聖(さとし)の青春 (講談社文庫) |
通学電車のなかで、何度も本から目線を外さなければならなかった。泣きそうだったからだ。
私は将棋について、駒の動かし方ぐらいしか知らないレベルなのだが、昔から羽生名人(今は永世名人か)が好きなので将棋のニュースはなんとなしに気にしていた。そんななかにこの村山聖という名前の棋士は何度か出てきて、「あぁ早くに亡くなっちゃったんだよねえ。名人を狙える人だったらしいねえ」という認識ぐらいでしかなかった。しかし、この本を読んで本当にすごい人だったんだと感じ、彼の鬼気すら感じる将棋に賭けた人生にほとほと感服した。
村山聖は幼いときからネフローゼという病気を患い、死が身近にあった。限られた人生という意識のなかで将棋に出会い、名人になるという目標のためにがむしゃらに生きた。性格的にはかんしゃく持ちだし家族に当り散らしたりライバルに敵意剥き出しだったりしているけど、すべての行動は「将棋」のためであった。
また村山は漫画が好きで自宅に何千冊も貯めていたらしい。その漫画を代わりに買いに出かける師匠のエピソードは非常に心温まる。村山の周りの人々、特に家族や師匠やライバルたちが村山聖をいかに愛していたかがよく伝わってくる。

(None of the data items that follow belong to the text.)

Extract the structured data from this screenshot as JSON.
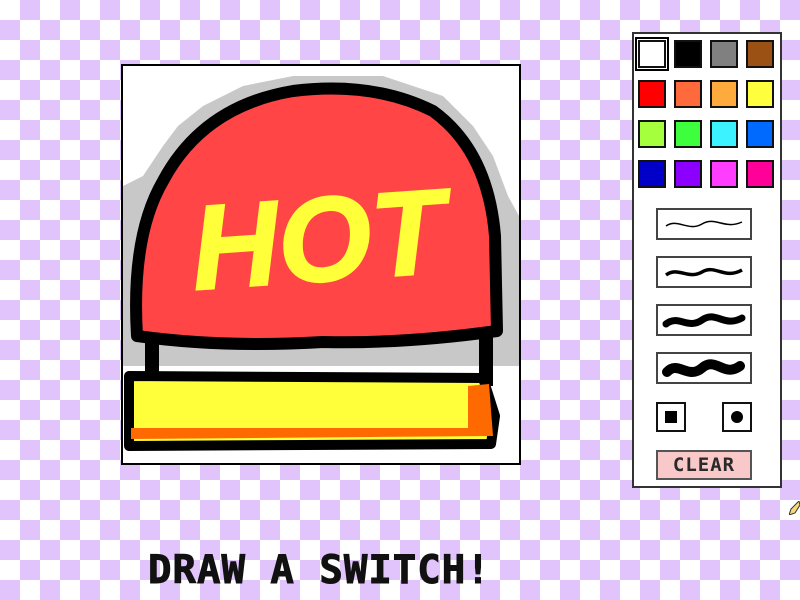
{
  "drawing": {
    "label_text": "HOT",
    "label_color": "#ffff3a",
    "dome_color": "#ff4545",
    "base_color": "#ffff3a",
    "base_accent_color": "#ff6a00",
    "backdrop_color": "#c8c8c8"
  },
  "palette": {
    "colors": [
      "#ffffff",
      "#000000",
      "#808080",
      "#9b5014",
      "#ff0000",
      "#ff6a3d",
      "#ffaa3d",
      "#ffff3d",
      "#a6ff3d",
      "#3dff3d",
      "#3df2ff",
      "#006aff",
      "#0000c8",
      "#8c00ff",
      "#ff3dff",
      "#ff0099"
    ],
    "selected_index": 0
  },
  "brush_sizes": [
    "thin",
    "medium",
    "thick",
    "extra-thick"
  ],
  "shape_options": [
    "square-brush-icon",
    "round-brush-icon"
  ],
  "controls": {
    "clear_label": "CLEAR"
  },
  "prompt": {
    "text": "DRAW A SWITCH!"
  }
}
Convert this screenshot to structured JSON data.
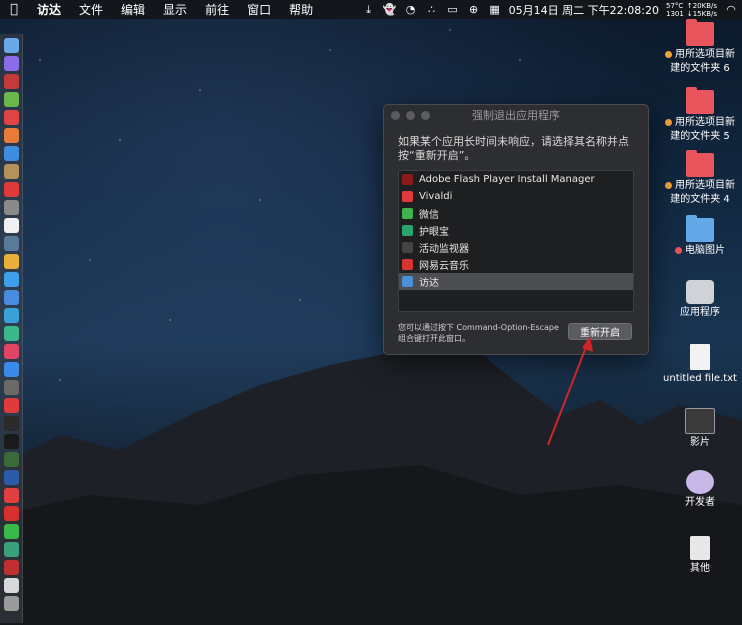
{
  "menubar": {
    "app_name": "访达",
    "menus": [
      "文件",
      "编辑",
      "显示",
      "前往",
      "窗口",
      "帮助"
    ],
    "datetime": "05月14日 周二 下午22:08:20",
    "cpu_temp": "57°C",
    "fan_rpm": "1301",
    "net_up": "↑20KB/s",
    "net_down": "↓15KB/s",
    "tray_icons": [
      "download-icon",
      "ghost-icon",
      "globe-clock-icon",
      "dots-icon",
      "screen-icon",
      "translate-icon",
      "calendar-icon"
    ]
  },
  "dock": {
    "icons": [
      "finder",
      "siri",
      "launchpad",
      "android",
      "app-red",
      "app-mail",
      "safari",
      "note",
      "app-red2",
      "preferences",
      "calendar",
      "app-cube",
      "chrome",
      "qq",
      "app-blue",
      "charts",
      "app-teal",
      "music",
      "appstore",
      "app-gear",
      "vivaldi",
      "terminal",
      "app-black",
      "activity",
      "app-ibm",
      "yandex",
      "netease",
      "wechat",
      "app-green",
      "photo-booth",
      "app-doc",
      "trash"
    ]
  },
  "desktop": [
    {
      "label_line1": "用所选项目新",
      "label_line2": "建的文件夹 6",
      "tag": "orange",
      "type": "folder-red"
    },
    {
      "label_line1": "用所选项目新",
      "label_line2": "建的文件夹 5",
      "tag": "orange",
      "type": "folder-red"
    },
    {
      "label_line1": "用所选项目新",
      "label_line2": "建的文件夹 4",
      "tag": "orange",
      "type": "folder-red"
    },
    {
      "label_line1": "电脑图片",
      "label_line2": "",
      "tag": "red",
      "type": "folder-blue"
    },
    {
      "label_line1": "应用程序",
      "label_line2": "",
      "tag": "",
      "type": "disk"
    },
    {
      "label_line1": "untitled file.txt",
      "label_line2": "",
      "tag": "",
      "type": "txt"
    },
    {
      "label_line1": "影片",
      "label_line2": "",
      "tag": "",
      "type": "film"
    },
    {
      "label_line1": "开发者",
      "label_line2": "",
      "tag": "",
      "type": "dev"
    },
    {
      "label_line1": "其他",
      "label_line2": "",
      "tag": "",
      "type": "other"
    }
  ],
  "force_quit": {
    "title": "强制退出应用程序",
    "prompt_line1": "如果某个应用长时间未响应，请选择其名称并点",
    "prompt_line2": "按“重新开启”。",
    "apps": [
      {
        "name": "Adobe Flash Player Install Manager",
        "color": "#8b1a1a"
      },
      {
        "name": "Vivaldi",
        "color": "#e03a3a"
      },
      {
        "name": "微信",
        "color": "#3fb34f"
      },
      {
        "name": "护眼宝",
        "color": "#2aa36a"
      },
      {
        "name": "活动监视器",
        "color": "#444444"
      },
      {
        "name": "网易云音乐",
        "color": "#d8342f"
      },
      {
        "name": "访达",
        "color": "#4a90d9"
      }
    ],
    "selected_index": 6,
    "hint_line1": "您可以通过按下 Command-Option-Escape",
    "hint_line2": "组合键打开此窗口。",
    "button_label": "重新开启"
  },
  "colors": {
    "annotation_arrow": "#d0232b",
    "dock_bg": "#3c424a"
  }
}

やっぱりひとつのことを一生懸命やって生きている人は素晴らしい。何度も言うけど、自分はそういう生き方が出来ないので出来る人に憧れるのだが、そのなかでもこの村山聖は特別にすごいと思う。そして将棋雑誌の記者だった著者の文章が(多少小説風だが)見事に彼の人生を描写してると思う。
Amazonの書評でもレビューが50あるうち、★5つが46、★4つが3、★3つが1という高評価のこの本、ぜひぜひ読んでみてください。彼の生き様に「人生ってなんだろう」と考えることしかり。